Carissimi,
Desidero salutare con viva cordialità il Cardinale Crescenzio Sepe - che ringrazio per l’invito - l’Arcivescovo Mons. Tommaso Caputo, i Confratelli Vescovi, i Sacerdoti, e voi tutti, cari Diaconi, insieme alle vostre spose.
Con questa Giornata Regionale dedicata al Diaconato Permanente si crea una preziosa occasione per fermarci e riflettere sulla specificità e sull’importanza di questa vocazione nella Chiesa.
Al riguardo, ho scelto tre parole – identità, formazione e missione – attraverso le quali vorrei illustrare il significato del Diaconato Permanente, che abbiamo bisogno di comprendere sempre meglio e che va inteso, anzitutto, come una vera e specifica vocazione, che deriva dal Battesimo, ma viene configurata nella sacramentalità come una stabile condizione di vita.
1. Identità
Quanto al tema dell’identità del diacono permanente, da tempo si ha come la sensazione di trovarsi in un ambito in via di definizione; potremmo dire che la questione di “chi sia” veramente il diacono, anche a motivo del recente ripristino avvenuto con il Concilio Vaticano II, costituisce una sorta di “cantiere aperto”, cioè un campo in evoluzione.
Approfondire il tema della specifica identità del diaconato è quanto mai urgente, soprattutto per evitare il rischio che essi siano considerati – come ha affermato recentemente Papa Francesco – “come mezzi preti e mezzi laici”. Questo è un pericolo.
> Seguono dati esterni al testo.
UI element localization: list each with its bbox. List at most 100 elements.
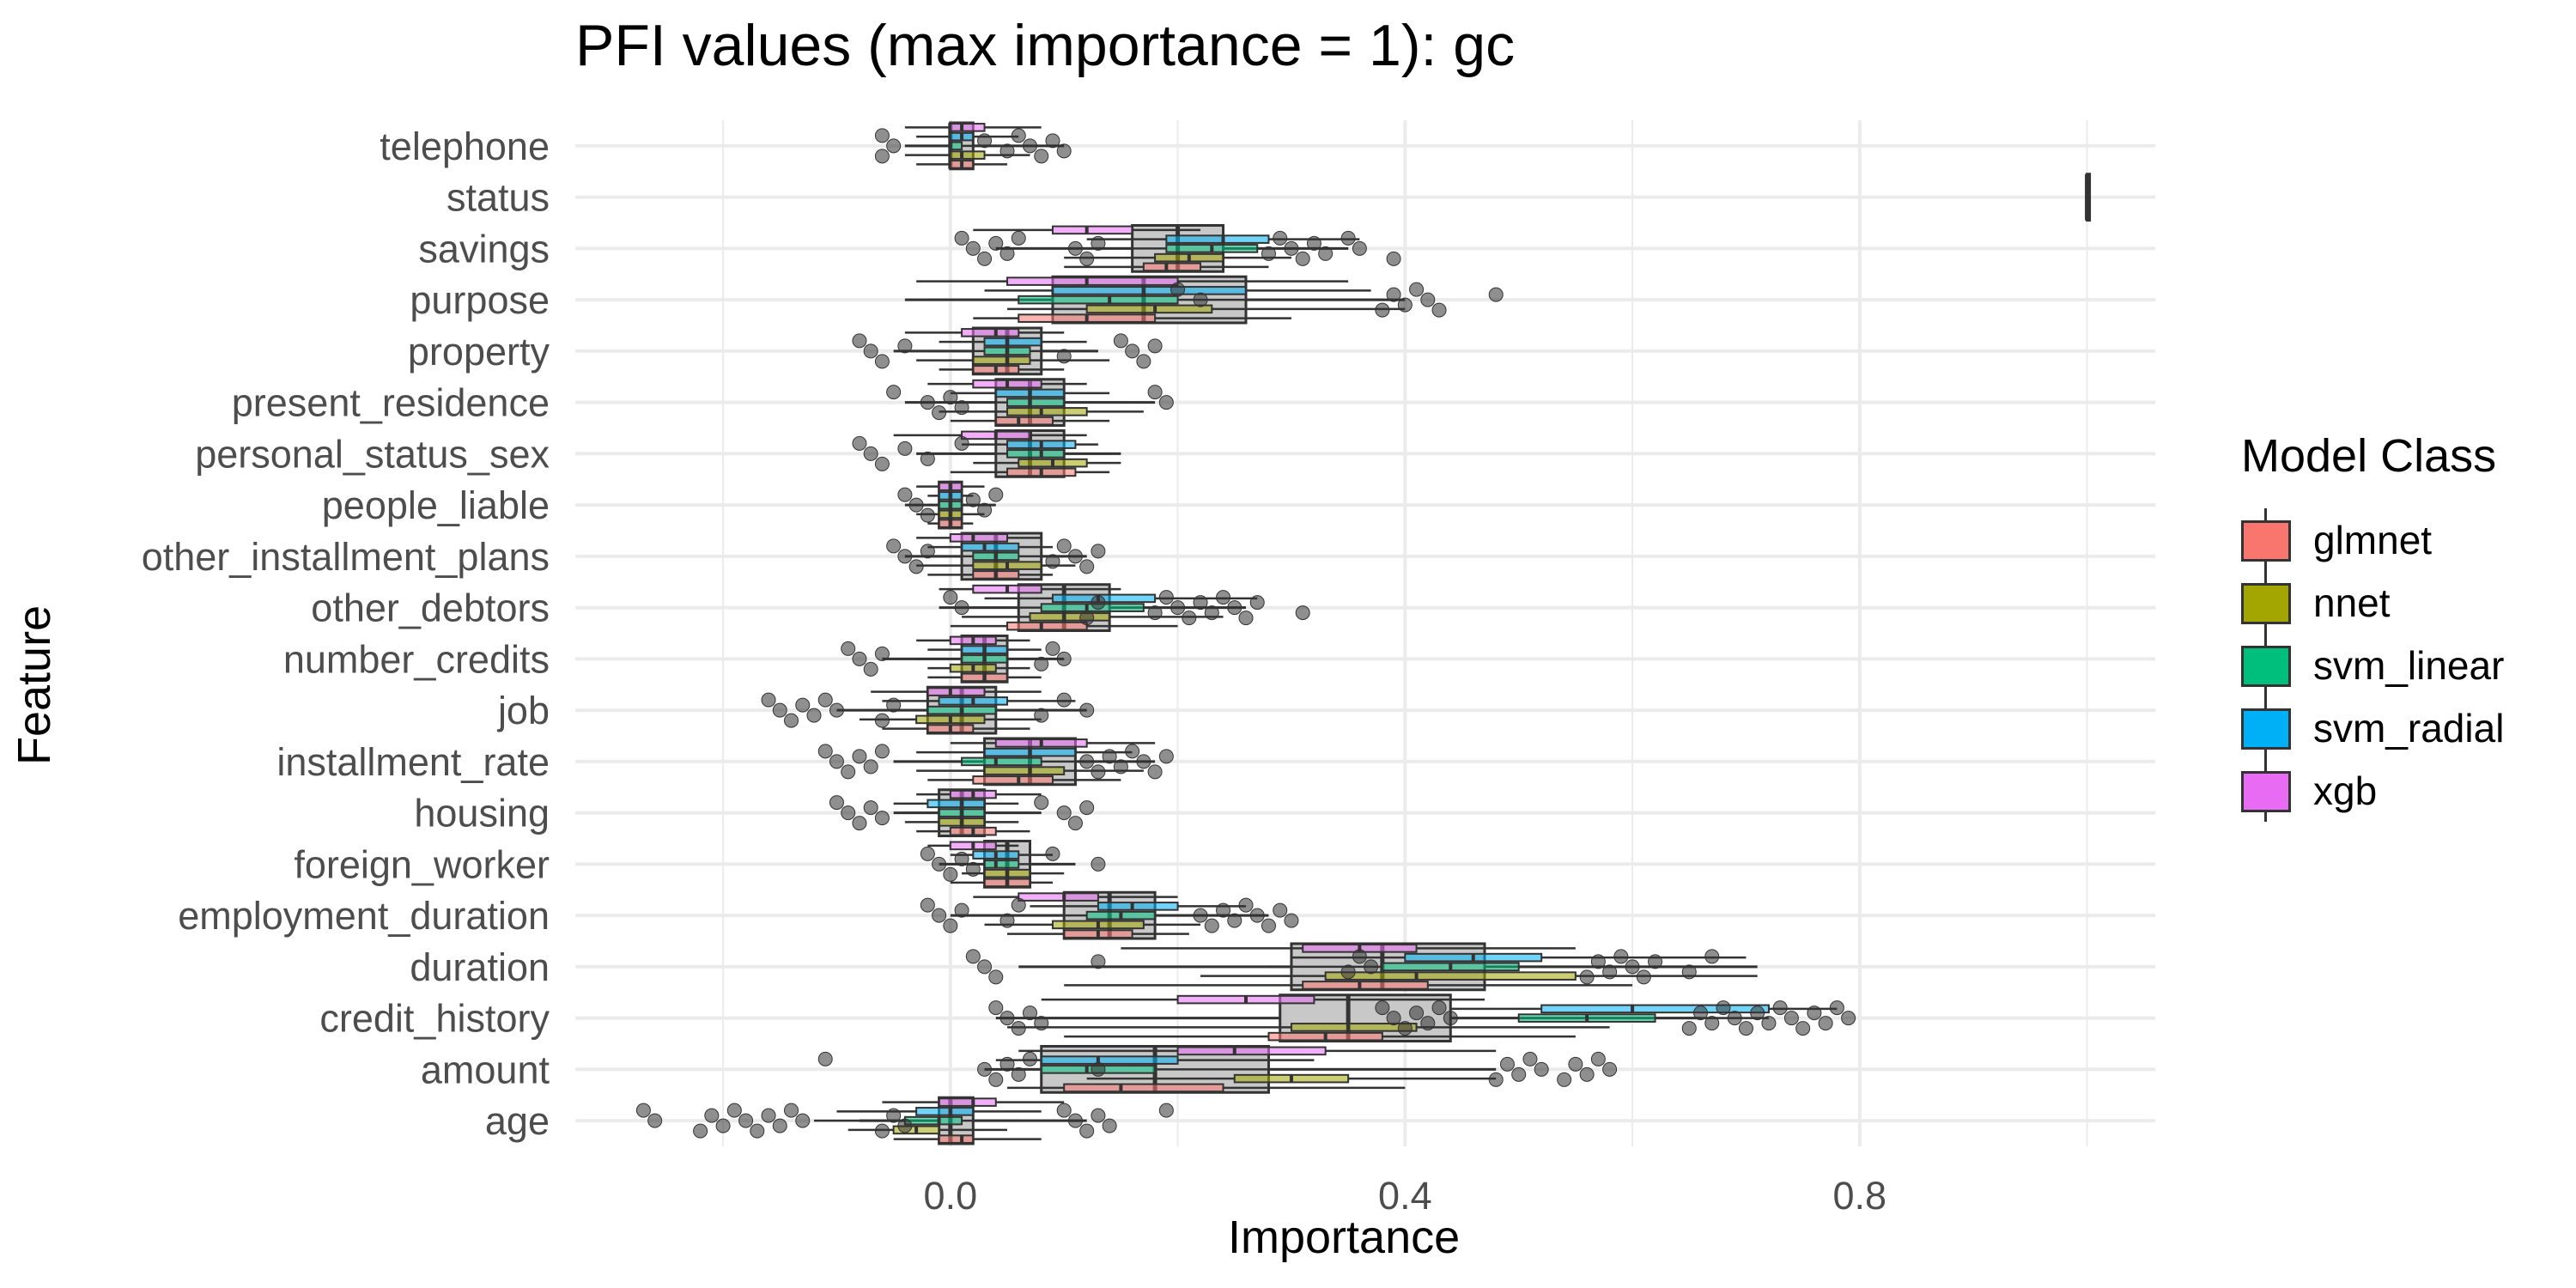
outlier-point (977, 133, 993, 149)
chart-title: PFI values (max importance = 1): gc (575, 13, 1516, 78)
outlier-point (1091, 954, 1106, 969)
model-box-nnet (949, 150, 986, 160)
model-box-svm_radial (983, 337, 1042, 347)
outlier-point (1295, 605, 1310, 621)
outlier-point (1261, 918, 1276, 933)
outlier-point (1738, 1021, 1753, 1036)
feature-box-group (954, 223, 1401, 273)
y-tick-label: number_credits (283, 637, 550, 681)
outlier-point (1147, 385, 1163, 400)
outlier-point (886, 697, 902, 713)
outlier-point (999, 143, 1015, 159)
outlier-point (1761, 1016, 1777, 1031)
feature-box-group (897, 480, 1004, 530)
outlier-point (863, 343, 878, 359)
y-tick-label: age (485, 1099, 550, 1143)
outlier-point (988, 969, 1004, 985)
outlier-point (1056, 651, 1072, 666)
outlier-point (1067, 816, 1083, 831)
legend-key (2241, 759, 2291, 822)
outlier-point (841, 764, 856, 780)
outlier-point (1091, 764, 1106, 780)
outlier-point (1340, 230, 1356, 246)
model-box-nnet (1029, 612, 1111, 622)
outlier-point (1193, 908, 1208, 923)
model-box-svm_radial (961, 542, 1020, 552)
outlier-point (1125, 744, 1140, 759)
outlier-point (977, 251, 993, 266)
y-tick-label: property (408, 330, 550, 374)
outlier-point (1783, 1011, 1799, 1026)
outlier-point (1693, 1005, 1709, 1021)
outlier-point (886, 538, 902, 554)
outlier-point (784, 1103, 799, 1118)
outlier-point (1841, 1011, 1856, 1026)
y-tick-label: foreign_worker (294, 842, 550, 886)
outlier-point (1045, 133, 1060, 149)
model-box-xgb (1176, 1046, 1327, 1056)
outlier-point (1227, 600, 1242, 616)
model-box-nnet (983, 766, 1066, 775)
outlier-point (784, 713, 799, 728)
y-tick-label: present_residence (232, 381, 550, 425)
outlier-point (726, 1103, 742, 1118)
outlier-point (1011, 897, 1026, 913)
outlier-point (943, 390, 958, 405)
outlier-point (954, 600, 969, 616)
outlier-point (999, 1056, 1015, 1072)
feature-box-group (761, 685, 1095, 735)
y-tick-label: personal_status_sex (195, 432, 550, 476)
outlier-point (954, 851, 969, 866)
y-tick-label: job (496, 689, 550, 732)
model-box-glmnet (972, 775, 1054, 785)
legend-label: xgb (2313, 768, 2378, 813)
model-box-xgb (949, 123, 986, 132)
outlier-point (1238, 611, 1254, 626)
feature-box-group (635, 1096, 1174, 1145)
outlier-point (1056, 1103, 1072, 1118)
outlier-point (977, 502, 993, 518)
outlier-point (1579, 1066, 1595, 1082)
outlier-point (920, 507, 935, 523)
outlier-point (1158, 1103, 1174, 1118)
x-axis-label: Importance (1228, 1212, 1461, 1263)
outlier-point (1022, 1005, 1037, 1021)
outlier-point (874, 456, 890, 471)
outlier-point (1364, 959, 1379, 975)
outlier-point (715, 1118, 731, 1133)
model-box-svm_radial (1051, 286, 1248, 295)
outlier-point (1022, 138, 1037, 154)
outlier-point (954, 230, 969, 246)
outlier-point (1034, 795, 1049, 811)
outlier-point (874, 811, 890, 826)
model-box-svm_linear (1006, 398, 1066, 407)
outlier-point (1227, 913, 1242, 928)
outlier-point (750, 1123, 765, 1139)
outlier-point (1079, 559, 1095, 574)
y-tick-label: amount (421, 1048, 550, 1091)
outlier-point (1170, 600, 1186, 616)
outlier-point (1579, 969, 1595, 985)
outlier-point (1499, 1056, 1515, 1072)
outlier-point (1681, 964, 1697, 980)
outlier-point (1091, 1108, 1106, 1123)
outlier-point (1261, 246, 1276, 261)
outlier-point (908, 559, 924, 574)
outlier-point (1034, 149, 1049, 164)
outlier-point (852, 651, 867, 666)
y-axis-label: Feature (9, 605, 60, 765)
model-box-svm_radial (927, 799, 986, 809)
model-box-svm_linear (1018, 295, 1179, 305)
outlier-point (1386, 1011, 1401, 1026)
legend-item: svm_linear (2241, 634, 2504, 696)
outlier-point (1170, 282, 1186, 297)
model-box-svm_linear (903, 1115, 963, 1126)
outlier-point (1045, 554, 1060, 569)
y-tick-label: other_installment_plans (142, 535, 550, 579)
outlier-point (1056, 143, 1072, 159)
outlier-point (1158, 749, 1174, 764)
x-tick-label: 0.0 (924, 1174, 978, 1218)
outlier-point (1420, 1016, 1436, 1031)
outlier-point (1511, 1066, 1527, 1082)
Alla fine non stanno né di qua né di là”. Il Santo Padre, proprio rispondendo alla domanda di un diacono permanente nel corso della sua visita a Milano, aggiungeva: “Guardarli così ci fa male e fa male a loro. Questo modo di considerarli toglie forza al carisma proprio del diaconato. Su questo voglio tornare: il carisma proprio del diaconato. E questo carisma è nella vita della Chiesa. E nemmeno va bene l’immagine del diacono come una specie di intermediario tra i fedeli e i pastori. Né a metà strada fra i preti e i laici, né a metà strada fra i pastori e i fedeli. E ci sono due tentazioni. C’è il pericolo del clericalismo: il diacono che è troppo clericale… Io alcune volte vedo qualcuno quando assiste alla liturgia: sembra quasi di voler prendere il posto del prete. Il clericalismo, guardatevi dal clericalismo. E l’altra tentazione, il funzionalismo: è un aiuto che ha il prete per questo o per quello…” (Papa Francesco, Visita Apostolica a Milano, Incontro con i sacerdoti e i Consacrati, 25 marzo 2017).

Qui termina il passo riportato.